The show also includes some newer works, including modern takes on this 100 year old medium by graphic designer Pier Gustafson. The mocked-up retro cards and associated materials celebrate three notable hometown heroes — Annie Johnson, Marguerite Pearson, and Isobel Cheney — in an attempt to rebalance the historical record, which the curator admits has too often ignored the contributions of women, immigrants, and minorities. (The cards are included in a section on school postcards, which notes that only one of the city's schools from the era was named after a woman.)

(Courtesy Somerville Museum)
(Courtesy Somerville Museum)

Another local artist, photographer Henry Cataldo, was tasked with revisiting locations from key postcards to document changes since images were captured. The contrasts provide a fun game of "spot the differences" using Somerville's streetscapes. Not surprisingly, it's a pretty easy challenge, given the pace of change in this city. One tongue-in-cheek pairing even shows the old high-school in the "before" position, and a photo of it half-demolished for the updated shot: the building was being renovated at the time the show was being assembled. It's an obvious point — places change — but a subtly profound one as well, as we come to appreciate just how much development and redevelopment can happen in a city that was ostensibly "built-out" by World War II.

Other newer works include a ceramic cookie jar in the shape of Somerville's 1854 Enoch Robinson Round House (the jar, like the house, is a bit strange, but fascinating) and the centerpiece-de-resistance for the show: a large model of the city's famous Powderhouse, recreated by Kyle Huffman in paper and wicker, somewhere between a statue and a giant piñata. Behind the structure, an entire wall of postcards situates the local landmark within a rogue's gallery of obelisks and monoliths from around the world.

These additions and updates — as well as the panels connecting postcards to local history, such as President Taft's July 4th visit to the city in 1910 — are interesting, but it's possible that the small show tries to do too much, and is consequently stretched a little thin for visitors eager to learn more about the postcard phenomenon. The museum format itself — framed images on walls — seems to betray the magic of postcards: while it's refreshing to see them elevated to "museum-worthy status," they may be better suited for sparking a more personal, intimate experience. A postcard is something you need to lean in to see, something you hang on the fridge as a quiet little reminder, or stow away in your secret personal archive or album. The power of the postcard can be best-appreciated at these extremes of immediacy and scale: either a single fleeting moment captured and dashed off in the mail, or the massive — and ideally, to this reviewer, disorganized, random, and overwhelming — nature of the shoebox collections found it attics or (sadly, pre-eBay) antique garage sales.

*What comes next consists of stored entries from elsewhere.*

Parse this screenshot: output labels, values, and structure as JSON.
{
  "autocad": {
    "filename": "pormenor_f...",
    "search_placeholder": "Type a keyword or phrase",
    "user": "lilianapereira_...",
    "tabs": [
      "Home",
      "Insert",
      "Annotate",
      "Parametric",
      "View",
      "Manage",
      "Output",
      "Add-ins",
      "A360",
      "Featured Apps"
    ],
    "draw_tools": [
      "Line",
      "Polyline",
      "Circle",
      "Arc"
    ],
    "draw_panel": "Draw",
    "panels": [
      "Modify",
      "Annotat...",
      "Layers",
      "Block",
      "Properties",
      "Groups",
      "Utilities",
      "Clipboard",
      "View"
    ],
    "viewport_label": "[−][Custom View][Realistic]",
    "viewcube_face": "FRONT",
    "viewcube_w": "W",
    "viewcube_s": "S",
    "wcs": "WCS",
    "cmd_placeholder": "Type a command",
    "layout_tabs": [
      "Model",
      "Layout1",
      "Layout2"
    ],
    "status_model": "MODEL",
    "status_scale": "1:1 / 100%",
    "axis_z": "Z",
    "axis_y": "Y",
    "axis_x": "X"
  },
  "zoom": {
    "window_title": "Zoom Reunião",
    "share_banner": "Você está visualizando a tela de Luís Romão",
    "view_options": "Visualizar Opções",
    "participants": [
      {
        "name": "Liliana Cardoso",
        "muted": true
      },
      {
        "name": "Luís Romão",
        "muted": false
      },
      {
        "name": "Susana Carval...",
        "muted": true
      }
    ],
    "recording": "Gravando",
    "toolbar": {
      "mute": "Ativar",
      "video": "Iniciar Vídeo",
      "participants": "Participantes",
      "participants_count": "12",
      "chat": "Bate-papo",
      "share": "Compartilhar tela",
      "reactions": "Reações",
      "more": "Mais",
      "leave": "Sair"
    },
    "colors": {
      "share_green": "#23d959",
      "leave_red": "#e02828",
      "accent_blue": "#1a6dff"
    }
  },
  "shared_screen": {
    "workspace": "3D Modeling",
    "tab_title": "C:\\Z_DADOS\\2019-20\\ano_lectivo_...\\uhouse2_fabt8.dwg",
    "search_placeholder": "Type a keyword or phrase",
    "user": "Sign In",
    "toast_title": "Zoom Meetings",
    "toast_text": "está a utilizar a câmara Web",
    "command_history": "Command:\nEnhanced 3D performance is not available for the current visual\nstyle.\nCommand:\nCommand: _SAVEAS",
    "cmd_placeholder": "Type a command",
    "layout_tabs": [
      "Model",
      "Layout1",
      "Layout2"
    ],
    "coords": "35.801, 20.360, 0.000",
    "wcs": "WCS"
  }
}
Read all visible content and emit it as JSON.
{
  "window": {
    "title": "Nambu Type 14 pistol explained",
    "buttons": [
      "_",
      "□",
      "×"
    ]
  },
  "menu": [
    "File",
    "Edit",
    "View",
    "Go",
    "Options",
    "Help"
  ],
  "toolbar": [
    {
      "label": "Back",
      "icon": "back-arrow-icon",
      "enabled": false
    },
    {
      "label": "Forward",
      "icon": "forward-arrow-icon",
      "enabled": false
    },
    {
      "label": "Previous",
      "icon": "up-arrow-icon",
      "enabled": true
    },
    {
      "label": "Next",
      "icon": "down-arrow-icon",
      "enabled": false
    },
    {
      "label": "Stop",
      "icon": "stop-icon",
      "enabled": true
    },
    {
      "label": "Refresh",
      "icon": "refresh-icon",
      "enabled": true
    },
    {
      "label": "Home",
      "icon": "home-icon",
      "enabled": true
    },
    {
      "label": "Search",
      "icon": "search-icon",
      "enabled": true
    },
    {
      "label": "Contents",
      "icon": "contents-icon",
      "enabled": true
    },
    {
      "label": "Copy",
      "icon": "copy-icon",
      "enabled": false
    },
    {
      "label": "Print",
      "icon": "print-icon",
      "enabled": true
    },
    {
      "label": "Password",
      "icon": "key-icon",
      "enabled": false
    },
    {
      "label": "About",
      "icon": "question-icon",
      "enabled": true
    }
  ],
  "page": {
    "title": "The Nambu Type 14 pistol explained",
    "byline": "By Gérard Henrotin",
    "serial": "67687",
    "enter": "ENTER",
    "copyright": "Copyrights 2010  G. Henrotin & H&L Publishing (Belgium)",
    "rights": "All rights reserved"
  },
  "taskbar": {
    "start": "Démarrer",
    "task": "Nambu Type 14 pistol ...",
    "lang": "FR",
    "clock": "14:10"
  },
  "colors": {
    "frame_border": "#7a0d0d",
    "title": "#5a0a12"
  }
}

Given the obvious and expressed connection between postcards and social media, it's strange that the show seems to ignore the thousands of more recent images captured on cell phones and Instagram feeds. Even a single screen or small collage added to the last panel (or the online materials) would provide an opportunity to widen this conversation and explore how these newer images might also help us ponder and process our changing relationships to place, to events, and to each other in the age of gentrification, new demographic trends, and tectonic shifts in both culture and communications.


"Penny Chronicles and the Stories They Tell" runs through Jan. 8 at the Somerville Museum with advance-purchase timed-tickets. In connection with the exhibition, the museum is coordinating related events, including a postcard trade show on Dec. 18 and a special Veteran's Day event at the Milk Row Cemetery when a new postcard will be released.